Who and what is Malik Riaz? What is his significance? And how should the state deal with him? These are some of the many questions that seem to infest the minds of ordinary Pakistanis. The simple and on-the-surface answer is that he is a business tycoon who gradually built a huge fortune in real estate. However, this definition does not explain the gentleman as he falls more in the category of a phenomenon that seems to have been a hallmark of the Pakistani state for long.
Malik Riaz can be best described as one of the many non-state actors that the Pakistani state is in a habit of partnering with. Be it Malik Riaz, Sipha-e-Sahaba, Jaish-e-Mohammad, Lashkar-e-Taiba and others, these non-state actors have acquired greater nuisance value due to their linkage with the state, which they then in turn use and show off for enhancing their power even further. In all cases, these non-state actors develop such nuisance value that they begin to feel bigger than the state and try to capture parts of it, which ultimately results in greater collision or collusion.
While we may all get very upset with how the real estate tycoon has compromised the credibility of an important state institution, the fact is that he is a product of state patronage. Riaz’s journey from an ordinary clerk to a tycoon was made possible due to state actors who built the real estate magnate for their personal benefits. It was a reciprocal and mutually beneficial relationship in which the state actors used Riaz’s service for multiple tasks ranging from personal gratification, to cleaning up some of the political mess and taking care of some of the state’s critical problems.
In the first instance, Malik Riaz’s expertise as a land developer were used by the Bahria Foundation during the mid-1990s to develop two housing schemes in Lahore and Rawalpindi. The agreement allowed Riaz to use Bahria’s name and navy’s insignia to develop and market these schemes in which the Foundation had a 10 per cent share in partnership and 25 per cent share in total plots. There was also a provision for Riaz to buy out the Foundation’s share for Rs 100,000 per plot. Reportedly, Malik Riaz was also arrested during 1997-98 as the navy and the ISI conducted two inquiries into the alleged scam. Former naval chief Admiral (retd) Fasih Bokhari — and now head of NAB — claims that nothing adverse was found against Riaz during the two investigations.
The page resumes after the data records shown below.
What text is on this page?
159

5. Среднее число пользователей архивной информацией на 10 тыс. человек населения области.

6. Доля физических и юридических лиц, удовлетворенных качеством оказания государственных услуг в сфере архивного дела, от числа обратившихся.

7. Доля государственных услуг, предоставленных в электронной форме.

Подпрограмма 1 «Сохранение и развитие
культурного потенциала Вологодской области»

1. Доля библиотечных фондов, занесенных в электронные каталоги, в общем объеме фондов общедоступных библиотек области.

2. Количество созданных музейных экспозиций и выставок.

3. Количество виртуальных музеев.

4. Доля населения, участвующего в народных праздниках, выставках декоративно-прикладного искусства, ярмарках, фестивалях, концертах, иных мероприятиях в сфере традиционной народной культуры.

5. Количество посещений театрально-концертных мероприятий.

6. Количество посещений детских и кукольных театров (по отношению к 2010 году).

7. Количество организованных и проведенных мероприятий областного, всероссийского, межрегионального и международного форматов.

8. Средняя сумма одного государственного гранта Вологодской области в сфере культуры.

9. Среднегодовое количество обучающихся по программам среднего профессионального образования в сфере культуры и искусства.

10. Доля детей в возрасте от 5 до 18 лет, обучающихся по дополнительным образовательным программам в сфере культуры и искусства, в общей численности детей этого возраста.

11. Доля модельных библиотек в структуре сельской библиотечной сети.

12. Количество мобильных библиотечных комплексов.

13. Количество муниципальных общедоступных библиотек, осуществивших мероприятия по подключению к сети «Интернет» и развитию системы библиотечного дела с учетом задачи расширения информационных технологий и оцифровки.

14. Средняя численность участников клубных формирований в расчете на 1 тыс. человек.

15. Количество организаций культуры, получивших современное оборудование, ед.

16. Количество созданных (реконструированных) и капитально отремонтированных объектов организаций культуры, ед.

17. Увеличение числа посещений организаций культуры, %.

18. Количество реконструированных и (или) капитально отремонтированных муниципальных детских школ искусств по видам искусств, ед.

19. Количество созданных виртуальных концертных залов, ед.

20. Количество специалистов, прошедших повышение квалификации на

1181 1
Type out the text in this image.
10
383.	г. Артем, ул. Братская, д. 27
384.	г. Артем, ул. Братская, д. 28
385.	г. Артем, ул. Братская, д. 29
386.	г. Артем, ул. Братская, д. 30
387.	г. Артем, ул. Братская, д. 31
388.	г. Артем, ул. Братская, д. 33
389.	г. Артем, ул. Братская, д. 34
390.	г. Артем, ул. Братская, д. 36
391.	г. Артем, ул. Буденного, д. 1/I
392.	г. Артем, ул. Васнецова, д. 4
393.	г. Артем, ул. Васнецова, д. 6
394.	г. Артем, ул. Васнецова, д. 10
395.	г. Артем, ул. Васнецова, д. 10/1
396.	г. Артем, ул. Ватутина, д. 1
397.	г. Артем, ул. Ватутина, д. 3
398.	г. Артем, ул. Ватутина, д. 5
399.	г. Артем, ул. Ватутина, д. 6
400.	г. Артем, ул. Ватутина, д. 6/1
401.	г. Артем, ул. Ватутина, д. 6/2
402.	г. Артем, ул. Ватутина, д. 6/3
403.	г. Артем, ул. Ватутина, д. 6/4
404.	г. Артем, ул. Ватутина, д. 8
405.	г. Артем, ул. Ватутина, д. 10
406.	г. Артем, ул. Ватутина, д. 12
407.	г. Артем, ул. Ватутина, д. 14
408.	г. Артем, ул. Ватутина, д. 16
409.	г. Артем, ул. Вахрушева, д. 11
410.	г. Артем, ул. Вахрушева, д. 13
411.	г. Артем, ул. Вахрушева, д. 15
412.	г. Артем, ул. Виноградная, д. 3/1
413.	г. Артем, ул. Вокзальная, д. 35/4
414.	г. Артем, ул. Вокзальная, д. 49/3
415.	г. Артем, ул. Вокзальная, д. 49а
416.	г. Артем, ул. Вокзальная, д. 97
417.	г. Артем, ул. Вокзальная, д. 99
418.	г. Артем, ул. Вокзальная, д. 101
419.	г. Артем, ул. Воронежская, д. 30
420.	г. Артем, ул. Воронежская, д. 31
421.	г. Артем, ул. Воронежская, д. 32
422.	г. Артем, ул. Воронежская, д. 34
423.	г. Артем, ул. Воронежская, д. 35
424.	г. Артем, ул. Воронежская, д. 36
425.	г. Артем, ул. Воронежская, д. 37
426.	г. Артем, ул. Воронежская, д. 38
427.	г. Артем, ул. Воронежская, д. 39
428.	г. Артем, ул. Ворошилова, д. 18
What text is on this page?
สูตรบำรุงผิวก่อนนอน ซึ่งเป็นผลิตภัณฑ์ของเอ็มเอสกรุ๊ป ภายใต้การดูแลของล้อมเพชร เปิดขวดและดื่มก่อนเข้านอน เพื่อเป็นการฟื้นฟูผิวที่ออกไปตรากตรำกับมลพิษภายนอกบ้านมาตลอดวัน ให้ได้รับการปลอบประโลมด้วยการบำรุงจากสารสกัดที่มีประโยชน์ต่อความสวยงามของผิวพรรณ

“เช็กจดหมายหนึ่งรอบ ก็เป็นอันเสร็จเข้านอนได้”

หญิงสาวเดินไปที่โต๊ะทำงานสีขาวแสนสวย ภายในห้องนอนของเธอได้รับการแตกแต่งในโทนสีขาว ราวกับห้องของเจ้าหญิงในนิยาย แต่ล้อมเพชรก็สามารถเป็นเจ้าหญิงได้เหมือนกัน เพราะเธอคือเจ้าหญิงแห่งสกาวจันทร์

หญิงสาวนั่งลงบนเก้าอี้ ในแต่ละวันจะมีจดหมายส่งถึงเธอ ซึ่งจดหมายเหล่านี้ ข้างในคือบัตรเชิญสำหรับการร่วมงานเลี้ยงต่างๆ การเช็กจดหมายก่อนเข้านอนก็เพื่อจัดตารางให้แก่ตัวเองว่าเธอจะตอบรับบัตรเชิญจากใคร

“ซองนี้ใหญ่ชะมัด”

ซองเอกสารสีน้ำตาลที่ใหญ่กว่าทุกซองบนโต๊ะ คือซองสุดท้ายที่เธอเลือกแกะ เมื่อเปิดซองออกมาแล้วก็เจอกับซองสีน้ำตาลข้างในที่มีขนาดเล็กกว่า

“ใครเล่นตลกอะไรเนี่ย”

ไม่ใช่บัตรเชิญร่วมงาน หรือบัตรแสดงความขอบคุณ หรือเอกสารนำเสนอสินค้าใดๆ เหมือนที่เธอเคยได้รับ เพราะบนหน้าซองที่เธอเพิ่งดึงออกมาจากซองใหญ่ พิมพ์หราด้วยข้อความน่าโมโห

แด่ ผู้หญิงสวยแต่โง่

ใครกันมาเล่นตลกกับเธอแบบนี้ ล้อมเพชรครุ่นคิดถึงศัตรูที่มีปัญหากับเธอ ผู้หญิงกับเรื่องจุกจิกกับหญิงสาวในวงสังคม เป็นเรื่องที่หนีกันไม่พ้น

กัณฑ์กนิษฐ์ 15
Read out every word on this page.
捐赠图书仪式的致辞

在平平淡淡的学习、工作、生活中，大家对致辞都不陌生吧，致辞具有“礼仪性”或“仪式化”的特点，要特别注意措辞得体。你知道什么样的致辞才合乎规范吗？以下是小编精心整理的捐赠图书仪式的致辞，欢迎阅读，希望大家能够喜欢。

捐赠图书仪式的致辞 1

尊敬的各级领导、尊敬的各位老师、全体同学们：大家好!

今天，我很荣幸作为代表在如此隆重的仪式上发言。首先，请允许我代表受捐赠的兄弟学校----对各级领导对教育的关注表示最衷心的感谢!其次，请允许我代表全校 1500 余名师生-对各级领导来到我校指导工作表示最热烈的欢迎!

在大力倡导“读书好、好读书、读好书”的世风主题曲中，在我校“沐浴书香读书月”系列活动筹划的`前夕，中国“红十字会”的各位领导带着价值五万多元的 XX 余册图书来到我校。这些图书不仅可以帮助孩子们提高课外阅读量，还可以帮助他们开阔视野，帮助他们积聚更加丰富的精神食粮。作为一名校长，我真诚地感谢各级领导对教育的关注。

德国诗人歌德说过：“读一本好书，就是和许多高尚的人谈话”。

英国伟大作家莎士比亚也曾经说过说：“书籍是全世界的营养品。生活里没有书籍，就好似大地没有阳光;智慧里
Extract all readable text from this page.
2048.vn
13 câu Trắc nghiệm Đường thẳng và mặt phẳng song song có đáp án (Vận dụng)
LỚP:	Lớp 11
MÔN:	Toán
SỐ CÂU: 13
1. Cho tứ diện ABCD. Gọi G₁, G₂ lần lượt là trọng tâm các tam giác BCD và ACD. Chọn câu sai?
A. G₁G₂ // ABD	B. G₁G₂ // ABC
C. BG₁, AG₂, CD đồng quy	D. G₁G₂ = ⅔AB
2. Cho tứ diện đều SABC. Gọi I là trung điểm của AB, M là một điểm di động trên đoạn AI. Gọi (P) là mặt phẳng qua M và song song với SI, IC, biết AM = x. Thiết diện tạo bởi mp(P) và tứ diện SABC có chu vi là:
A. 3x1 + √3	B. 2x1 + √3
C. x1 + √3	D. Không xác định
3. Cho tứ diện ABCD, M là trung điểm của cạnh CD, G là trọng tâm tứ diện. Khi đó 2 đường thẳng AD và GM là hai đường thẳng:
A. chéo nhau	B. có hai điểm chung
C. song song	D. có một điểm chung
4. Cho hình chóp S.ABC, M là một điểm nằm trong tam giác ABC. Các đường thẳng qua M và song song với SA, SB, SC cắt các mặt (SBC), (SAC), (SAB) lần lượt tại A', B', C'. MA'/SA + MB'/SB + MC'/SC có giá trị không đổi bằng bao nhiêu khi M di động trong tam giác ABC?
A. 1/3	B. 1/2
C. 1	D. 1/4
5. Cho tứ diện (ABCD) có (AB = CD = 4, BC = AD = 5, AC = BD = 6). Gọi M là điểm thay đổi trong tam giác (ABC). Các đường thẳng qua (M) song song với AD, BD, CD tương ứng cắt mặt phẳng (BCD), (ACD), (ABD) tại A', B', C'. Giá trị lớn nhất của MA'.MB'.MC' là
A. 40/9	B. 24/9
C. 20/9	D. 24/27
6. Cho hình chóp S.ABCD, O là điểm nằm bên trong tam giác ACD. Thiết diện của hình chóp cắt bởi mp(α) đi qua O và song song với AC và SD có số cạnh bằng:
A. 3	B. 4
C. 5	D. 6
However, despite what is claimed as a positive report, the Bahria Foundation ended the relationship in 2000 and sued the tycoon for continuing to use Bahria’s name and insignia for his housing scheme. The Supreme Court in 2001 disregarded this plea and allowed Riaz to use Bahria’s name on the grounds that since he had made heavy investment, which would be jeopardised if the name and insignia were removed, Riaz should be allowed to use the same. In 2006, Riaz’s Bahria Town, which had by then changed its insignia, entered into a partnership with the DHA with the intent for ‘seamless integration’ between the two entities. The question at this stage is not how it was made possible but who made it possible since Malik Riaz’s Bahria was in a habit of procuring services of senior military men. He would advertise in newspapers asking for retired senior military officers to apply for work in Bahria Town. Over the years, Riaz got on board a lot of military personnel including former ISPR head Maj-Gen. (retd) Shaukat Sultan. The tycoon was also known to provide plots in Bahria to senior police officials, media personnel, and other people. He also did favours for politicians. Over the years, Riaz provided job and financial security for many senior government functionaries. Since there is no free lunch, these perks had a price tag. To quote Malik Riaz, “everyone has a price and I pay it so my work doesn’t stop”.
As mentioned earlier, the state used him for bigger issues as well such as paying off certain people on its behalf to buy their silence. For instance, Riaz was used to console an angry Maulana Abdul Aziz and his wife Umme Hassan. He spent Rs 15 million to rebuild Lal Masjid and provide sanctuary to Madrassa Hafsa and the maulana’s family. Allegedly, Riaz was also asked to ‘take care of AQ Khan’.
There is always the possibility that he is still being used by the state. But then it is high time for the state to realise that subcontracting state functions and the state running to the non-state will always have tragic consequences.
Published In The Express Tribune, June 15th, 2012.